A la limite sud de l’entité, ‘les bleuets, fleurs des champs, en voie de disparition, ont fait oublier le chemin de Nivelles ou de Brame, le Grand Chemin autrefois. Ce chemin, dit du Pèlerin, sans doute bimillénaire, est passé au bleu’, écrit ironiquement Paul Buffin (I).

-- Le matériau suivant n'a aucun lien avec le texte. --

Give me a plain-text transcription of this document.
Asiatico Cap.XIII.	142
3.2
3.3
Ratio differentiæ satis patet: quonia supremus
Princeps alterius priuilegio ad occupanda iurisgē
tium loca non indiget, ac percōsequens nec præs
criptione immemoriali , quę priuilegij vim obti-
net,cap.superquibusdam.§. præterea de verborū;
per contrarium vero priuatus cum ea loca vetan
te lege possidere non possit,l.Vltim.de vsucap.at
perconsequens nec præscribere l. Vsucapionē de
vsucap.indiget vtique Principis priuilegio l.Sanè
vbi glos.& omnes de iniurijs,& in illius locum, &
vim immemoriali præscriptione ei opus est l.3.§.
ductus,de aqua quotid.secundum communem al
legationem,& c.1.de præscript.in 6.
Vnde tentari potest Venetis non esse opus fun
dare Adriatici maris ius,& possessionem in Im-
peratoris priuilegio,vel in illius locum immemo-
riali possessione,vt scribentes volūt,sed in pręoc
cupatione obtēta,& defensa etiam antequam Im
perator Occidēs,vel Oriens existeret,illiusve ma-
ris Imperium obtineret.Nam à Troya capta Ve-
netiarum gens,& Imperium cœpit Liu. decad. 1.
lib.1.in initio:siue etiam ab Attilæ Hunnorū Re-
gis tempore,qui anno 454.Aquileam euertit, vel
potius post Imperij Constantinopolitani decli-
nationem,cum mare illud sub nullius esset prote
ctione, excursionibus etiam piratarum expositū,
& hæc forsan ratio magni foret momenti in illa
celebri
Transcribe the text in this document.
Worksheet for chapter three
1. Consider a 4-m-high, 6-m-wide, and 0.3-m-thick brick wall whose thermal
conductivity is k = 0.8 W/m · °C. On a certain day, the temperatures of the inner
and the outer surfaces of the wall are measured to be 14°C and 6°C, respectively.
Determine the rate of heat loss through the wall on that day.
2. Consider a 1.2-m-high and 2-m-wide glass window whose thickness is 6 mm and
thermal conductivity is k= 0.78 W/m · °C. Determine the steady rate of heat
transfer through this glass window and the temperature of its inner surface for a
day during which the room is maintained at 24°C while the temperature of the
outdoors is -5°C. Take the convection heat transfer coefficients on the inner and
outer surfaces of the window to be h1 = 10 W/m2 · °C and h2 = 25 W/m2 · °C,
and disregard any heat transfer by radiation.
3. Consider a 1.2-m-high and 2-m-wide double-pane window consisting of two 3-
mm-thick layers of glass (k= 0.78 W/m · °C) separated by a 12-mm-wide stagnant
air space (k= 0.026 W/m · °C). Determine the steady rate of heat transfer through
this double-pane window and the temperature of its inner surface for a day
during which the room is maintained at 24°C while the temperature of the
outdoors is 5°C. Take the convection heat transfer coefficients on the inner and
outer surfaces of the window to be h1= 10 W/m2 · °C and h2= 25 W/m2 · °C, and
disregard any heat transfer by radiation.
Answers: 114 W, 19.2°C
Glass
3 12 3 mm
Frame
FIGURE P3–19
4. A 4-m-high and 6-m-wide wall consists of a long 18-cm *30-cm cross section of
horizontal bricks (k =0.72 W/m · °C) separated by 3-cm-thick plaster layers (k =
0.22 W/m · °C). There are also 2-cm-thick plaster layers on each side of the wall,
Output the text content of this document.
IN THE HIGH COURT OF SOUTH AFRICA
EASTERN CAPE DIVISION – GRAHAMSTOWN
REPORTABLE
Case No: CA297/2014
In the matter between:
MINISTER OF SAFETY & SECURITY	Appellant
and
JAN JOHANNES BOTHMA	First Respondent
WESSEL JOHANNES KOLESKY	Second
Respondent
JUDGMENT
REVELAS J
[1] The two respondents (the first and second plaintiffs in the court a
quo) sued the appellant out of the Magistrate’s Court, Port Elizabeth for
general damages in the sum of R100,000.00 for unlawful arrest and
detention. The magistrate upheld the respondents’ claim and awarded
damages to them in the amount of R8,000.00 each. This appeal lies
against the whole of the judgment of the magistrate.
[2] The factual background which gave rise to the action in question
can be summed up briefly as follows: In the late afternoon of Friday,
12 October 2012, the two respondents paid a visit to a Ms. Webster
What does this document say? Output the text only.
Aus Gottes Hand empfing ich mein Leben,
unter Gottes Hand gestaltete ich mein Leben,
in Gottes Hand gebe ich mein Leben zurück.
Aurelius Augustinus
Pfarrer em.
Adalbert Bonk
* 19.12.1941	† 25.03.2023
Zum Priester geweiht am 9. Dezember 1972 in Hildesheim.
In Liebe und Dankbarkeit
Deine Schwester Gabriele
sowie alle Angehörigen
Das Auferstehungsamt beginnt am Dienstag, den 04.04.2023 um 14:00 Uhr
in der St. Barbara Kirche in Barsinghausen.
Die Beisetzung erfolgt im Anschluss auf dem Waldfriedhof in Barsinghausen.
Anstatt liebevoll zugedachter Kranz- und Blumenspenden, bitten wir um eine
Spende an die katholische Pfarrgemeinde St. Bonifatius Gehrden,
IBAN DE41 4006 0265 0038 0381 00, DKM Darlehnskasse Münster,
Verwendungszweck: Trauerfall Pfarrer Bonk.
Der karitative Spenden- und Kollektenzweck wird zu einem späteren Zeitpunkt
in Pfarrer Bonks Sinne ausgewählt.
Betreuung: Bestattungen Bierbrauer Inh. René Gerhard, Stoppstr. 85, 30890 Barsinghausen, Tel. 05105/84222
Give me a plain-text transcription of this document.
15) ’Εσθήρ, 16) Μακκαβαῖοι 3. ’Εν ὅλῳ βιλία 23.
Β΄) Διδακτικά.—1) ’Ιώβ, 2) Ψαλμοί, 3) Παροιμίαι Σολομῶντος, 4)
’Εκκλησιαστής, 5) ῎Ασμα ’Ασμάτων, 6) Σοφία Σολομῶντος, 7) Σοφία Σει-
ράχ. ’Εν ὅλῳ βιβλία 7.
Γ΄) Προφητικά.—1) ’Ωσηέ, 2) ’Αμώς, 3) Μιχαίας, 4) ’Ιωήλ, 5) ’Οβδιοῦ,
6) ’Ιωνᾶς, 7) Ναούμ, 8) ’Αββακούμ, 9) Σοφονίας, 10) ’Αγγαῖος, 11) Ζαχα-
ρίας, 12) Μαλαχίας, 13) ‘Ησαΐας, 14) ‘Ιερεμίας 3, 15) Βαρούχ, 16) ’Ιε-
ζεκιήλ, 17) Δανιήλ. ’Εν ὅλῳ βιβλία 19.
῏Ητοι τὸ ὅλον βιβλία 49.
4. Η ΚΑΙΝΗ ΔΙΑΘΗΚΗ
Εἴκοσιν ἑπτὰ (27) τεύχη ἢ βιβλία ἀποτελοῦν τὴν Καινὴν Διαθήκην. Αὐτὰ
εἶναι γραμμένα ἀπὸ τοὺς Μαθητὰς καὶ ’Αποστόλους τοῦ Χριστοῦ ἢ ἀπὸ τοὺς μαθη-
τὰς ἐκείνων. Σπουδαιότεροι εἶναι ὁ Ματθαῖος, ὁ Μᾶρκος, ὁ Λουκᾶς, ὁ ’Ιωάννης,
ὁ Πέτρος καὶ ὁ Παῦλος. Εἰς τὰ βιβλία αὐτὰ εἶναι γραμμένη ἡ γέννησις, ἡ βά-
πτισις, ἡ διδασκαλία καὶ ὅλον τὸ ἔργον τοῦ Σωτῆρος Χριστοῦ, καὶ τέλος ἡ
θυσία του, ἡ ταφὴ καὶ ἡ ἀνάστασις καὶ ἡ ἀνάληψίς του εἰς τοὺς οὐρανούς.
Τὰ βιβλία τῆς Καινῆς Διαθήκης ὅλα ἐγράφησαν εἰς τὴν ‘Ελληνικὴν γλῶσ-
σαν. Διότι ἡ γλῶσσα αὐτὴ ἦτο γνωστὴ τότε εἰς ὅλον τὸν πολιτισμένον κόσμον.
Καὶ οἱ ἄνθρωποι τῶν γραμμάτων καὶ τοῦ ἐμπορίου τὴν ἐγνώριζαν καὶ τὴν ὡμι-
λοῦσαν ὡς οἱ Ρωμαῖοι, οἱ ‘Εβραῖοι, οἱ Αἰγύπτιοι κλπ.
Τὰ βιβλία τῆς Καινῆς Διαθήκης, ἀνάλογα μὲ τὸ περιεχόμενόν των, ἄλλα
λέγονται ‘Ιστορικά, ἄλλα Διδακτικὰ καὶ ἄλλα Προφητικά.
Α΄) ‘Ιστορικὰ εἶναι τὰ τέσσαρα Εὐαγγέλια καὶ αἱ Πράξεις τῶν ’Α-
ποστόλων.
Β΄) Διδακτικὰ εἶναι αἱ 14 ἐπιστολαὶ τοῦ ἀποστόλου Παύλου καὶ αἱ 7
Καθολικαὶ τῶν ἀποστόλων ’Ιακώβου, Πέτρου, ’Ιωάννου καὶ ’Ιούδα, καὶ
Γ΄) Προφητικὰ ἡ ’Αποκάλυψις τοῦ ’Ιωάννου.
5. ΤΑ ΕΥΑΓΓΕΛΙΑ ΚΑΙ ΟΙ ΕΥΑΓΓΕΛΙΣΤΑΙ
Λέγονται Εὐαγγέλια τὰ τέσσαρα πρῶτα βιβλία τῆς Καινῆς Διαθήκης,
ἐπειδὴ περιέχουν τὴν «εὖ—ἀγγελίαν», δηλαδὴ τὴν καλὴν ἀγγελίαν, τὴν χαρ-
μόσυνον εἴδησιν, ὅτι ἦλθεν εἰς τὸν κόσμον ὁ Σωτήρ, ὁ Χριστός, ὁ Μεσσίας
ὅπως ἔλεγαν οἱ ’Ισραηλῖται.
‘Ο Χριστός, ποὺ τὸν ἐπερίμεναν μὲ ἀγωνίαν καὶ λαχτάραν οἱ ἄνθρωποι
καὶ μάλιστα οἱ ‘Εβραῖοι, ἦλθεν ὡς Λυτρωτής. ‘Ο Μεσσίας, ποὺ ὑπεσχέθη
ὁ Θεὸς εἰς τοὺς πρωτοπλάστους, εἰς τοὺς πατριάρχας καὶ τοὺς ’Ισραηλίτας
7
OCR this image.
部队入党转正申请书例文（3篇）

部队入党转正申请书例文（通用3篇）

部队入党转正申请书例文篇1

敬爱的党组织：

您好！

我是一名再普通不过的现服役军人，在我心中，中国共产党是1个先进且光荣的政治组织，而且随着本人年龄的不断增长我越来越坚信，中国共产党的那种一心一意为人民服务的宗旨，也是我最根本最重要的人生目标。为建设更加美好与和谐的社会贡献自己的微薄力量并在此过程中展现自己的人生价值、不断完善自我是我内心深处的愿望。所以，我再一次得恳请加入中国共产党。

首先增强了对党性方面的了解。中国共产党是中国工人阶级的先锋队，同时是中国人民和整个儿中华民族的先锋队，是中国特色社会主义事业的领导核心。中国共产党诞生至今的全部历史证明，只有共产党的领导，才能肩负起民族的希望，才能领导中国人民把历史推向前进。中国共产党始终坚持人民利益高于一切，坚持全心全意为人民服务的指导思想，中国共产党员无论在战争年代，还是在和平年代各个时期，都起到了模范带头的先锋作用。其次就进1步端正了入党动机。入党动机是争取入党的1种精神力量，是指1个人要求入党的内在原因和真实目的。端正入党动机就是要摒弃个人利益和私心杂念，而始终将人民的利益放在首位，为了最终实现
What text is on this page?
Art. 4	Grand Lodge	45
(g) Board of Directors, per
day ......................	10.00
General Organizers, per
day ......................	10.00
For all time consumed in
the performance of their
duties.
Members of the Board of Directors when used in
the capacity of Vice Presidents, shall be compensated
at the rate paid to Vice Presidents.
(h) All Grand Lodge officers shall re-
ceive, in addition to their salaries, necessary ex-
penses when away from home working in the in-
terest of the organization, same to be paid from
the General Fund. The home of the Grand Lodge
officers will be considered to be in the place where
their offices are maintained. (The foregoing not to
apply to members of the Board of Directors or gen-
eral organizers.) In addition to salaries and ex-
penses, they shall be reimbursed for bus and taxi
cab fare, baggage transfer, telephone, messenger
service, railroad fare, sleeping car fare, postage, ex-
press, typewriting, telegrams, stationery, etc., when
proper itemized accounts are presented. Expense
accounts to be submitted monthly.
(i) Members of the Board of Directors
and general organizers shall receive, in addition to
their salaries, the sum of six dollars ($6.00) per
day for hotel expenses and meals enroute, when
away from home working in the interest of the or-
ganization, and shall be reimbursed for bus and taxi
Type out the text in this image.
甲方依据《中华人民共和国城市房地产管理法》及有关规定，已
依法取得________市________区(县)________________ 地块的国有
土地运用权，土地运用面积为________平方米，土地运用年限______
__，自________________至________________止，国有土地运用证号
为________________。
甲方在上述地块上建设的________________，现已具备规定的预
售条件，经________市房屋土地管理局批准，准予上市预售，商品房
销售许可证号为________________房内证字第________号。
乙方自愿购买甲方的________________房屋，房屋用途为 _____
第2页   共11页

‘Cette antique voie celte reliait Tongres à Castres. Chemin de crête, jamais inondé, entre les vallées de la Lasne et de la Dyle. Il frôlait la frontière des Nerviens, la Lasne. Il fut parcouru par les légions romaines dont, selon certains, des fortins contrôlaient cette marche de l’empire. Aux temps de foi, il fut le chemin des pèlerins dont l’image est évoquée par le lieu-dit. Il partait de Dresde, passait par Cologne, Liège, Tirlemont, Louvain, Wavre, Nivelles, le Hainaut, pour aller à Beauvais et de là, peut- être, à Chartres et, on peut rêver, pourquoi pas, à Compostelle! Une ferme templière, à Tombeek, et une commanderie à Nivelles, Vaillanpont, protégeaient la voie au long d’une journée de marche. Plus près de nous, les pèlerins locaux se rendant à Basse-Wavre, à Couture-Saint-Germain et à la collégiale Sainte-Gertude à Nivelles empruntaient aussi le Grand Chemin’.

La carte de Popp, éditée au 19ème siècle, indique le ‘Chemin du Pèlerin’. Selon Roger Ghyssens du Cercle d’Histoire de Rixensart ce chemin était le ‘Vieux chemin de Nivelles’.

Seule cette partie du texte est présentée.